There's a pub at the bottom of my hill called the Distressed Sailor which seems like an odd name for a boozer so far inland, don't know how true it is but apparently it was called this because ships used to be able to sail from Whitehaven Harbour to St Bees along that route. The water was drained out when the Harbour was built and gates were put on. Probably is about right though, the valley between the harbours is extremely prone to flooding, a few years ago someone forgot to open the gates and flooded the entire area. There's house built in that valley called Mirehouse. Clues in the name 


dw1305 said:


> some huge storm beaches with driftwood, heather moorland and trees like Junipers and Oaks.


Always been a bit cagey with wood, very difficult for the layman to know what tree it used to be and some like pine I hear a no no. The sand is good though other than its reddish colour, doesn't look dissimilar to builders sand. In fact when you work in construction round our way you tend to find most of the concrete slabs or in founds are made up of pebbles rather than stone. Some of the larger construction companies own the rights to quarry off designated beaches.


----------



## dw1305 (15 Feb 2021)

Hi all,


AverageWhiteBloke said:


> because ships used to be able to sail from Whitehaven Harbour to St Bees along that route....The sand is good though other than its reddish colour,


Probably sea sand then, but it doesn't sound like it has much maerl or shell in it. I wouldn't have any reservations about using it.


AverageWhiteBloke said:


> Always been a bit cagey with wood,


Any bits of wood that don't smell resiny and/or have lost their bark should be fine.

cheers Darrel


----------



## AverageWhiteBloke (15 Feb 2021)

dw1305 said:


> Probably sea sand then, but it doesn't sound like it has much maerl or shell in it. I wouldn't have any reservations about using it.

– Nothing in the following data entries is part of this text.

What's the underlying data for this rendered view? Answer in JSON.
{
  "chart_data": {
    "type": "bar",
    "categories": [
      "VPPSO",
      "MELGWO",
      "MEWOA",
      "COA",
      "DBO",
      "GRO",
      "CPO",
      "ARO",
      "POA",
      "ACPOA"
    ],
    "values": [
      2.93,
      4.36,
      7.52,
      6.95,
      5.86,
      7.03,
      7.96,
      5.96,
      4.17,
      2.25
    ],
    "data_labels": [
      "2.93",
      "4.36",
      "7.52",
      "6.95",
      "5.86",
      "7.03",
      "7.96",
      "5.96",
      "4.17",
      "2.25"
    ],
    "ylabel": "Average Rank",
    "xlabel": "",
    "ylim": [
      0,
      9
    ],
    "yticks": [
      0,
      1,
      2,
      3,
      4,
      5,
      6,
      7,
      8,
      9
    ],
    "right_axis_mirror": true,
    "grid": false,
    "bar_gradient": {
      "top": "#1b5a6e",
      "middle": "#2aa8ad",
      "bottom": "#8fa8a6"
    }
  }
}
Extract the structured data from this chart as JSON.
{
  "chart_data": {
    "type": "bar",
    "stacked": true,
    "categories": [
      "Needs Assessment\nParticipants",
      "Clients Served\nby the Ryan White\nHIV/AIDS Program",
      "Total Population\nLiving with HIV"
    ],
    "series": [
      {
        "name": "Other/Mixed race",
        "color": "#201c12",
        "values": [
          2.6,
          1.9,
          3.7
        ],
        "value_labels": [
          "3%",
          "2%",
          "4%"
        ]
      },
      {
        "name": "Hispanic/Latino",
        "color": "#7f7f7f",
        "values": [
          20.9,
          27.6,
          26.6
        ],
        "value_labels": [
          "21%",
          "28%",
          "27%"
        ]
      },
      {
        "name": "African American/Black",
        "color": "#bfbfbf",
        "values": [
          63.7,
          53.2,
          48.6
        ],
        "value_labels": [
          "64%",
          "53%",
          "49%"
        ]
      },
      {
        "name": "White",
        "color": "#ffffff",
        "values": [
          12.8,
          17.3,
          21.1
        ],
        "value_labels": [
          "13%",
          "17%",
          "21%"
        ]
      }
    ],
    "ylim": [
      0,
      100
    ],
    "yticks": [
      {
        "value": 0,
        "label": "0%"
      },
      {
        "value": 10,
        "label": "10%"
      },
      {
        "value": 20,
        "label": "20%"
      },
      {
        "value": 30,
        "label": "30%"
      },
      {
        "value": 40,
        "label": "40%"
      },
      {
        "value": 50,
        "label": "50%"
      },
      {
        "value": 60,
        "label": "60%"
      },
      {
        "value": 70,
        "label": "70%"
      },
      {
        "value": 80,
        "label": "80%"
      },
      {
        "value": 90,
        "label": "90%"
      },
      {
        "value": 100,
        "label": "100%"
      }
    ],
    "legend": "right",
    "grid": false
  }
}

Just to clarify mate the river I was collecting from is nowhere near that area, it's a lot further inland. What you said first is probably right, the river banks upstream are sandy so it probably washed down from there and settled on the bend forming a beach areas. i wouldn't like to dig in the banks further up because of the fact birds are nesting in them. I assume they're birds anyway. Not sure what other animal would dig holes out of the sand banks.


----------



## dw1305 (15 Feb 2021)

Hi all, 


AverageWhiteBloke said:


> I assume they're birds anyway. Not sure what other animal would dig holes out of the sand banks.


If they are up the bank above from the water level? The <"Sand Martin"> is the most likely excavator, they won't arrive back for ~6 weeks or so.

cheers Darrel


----------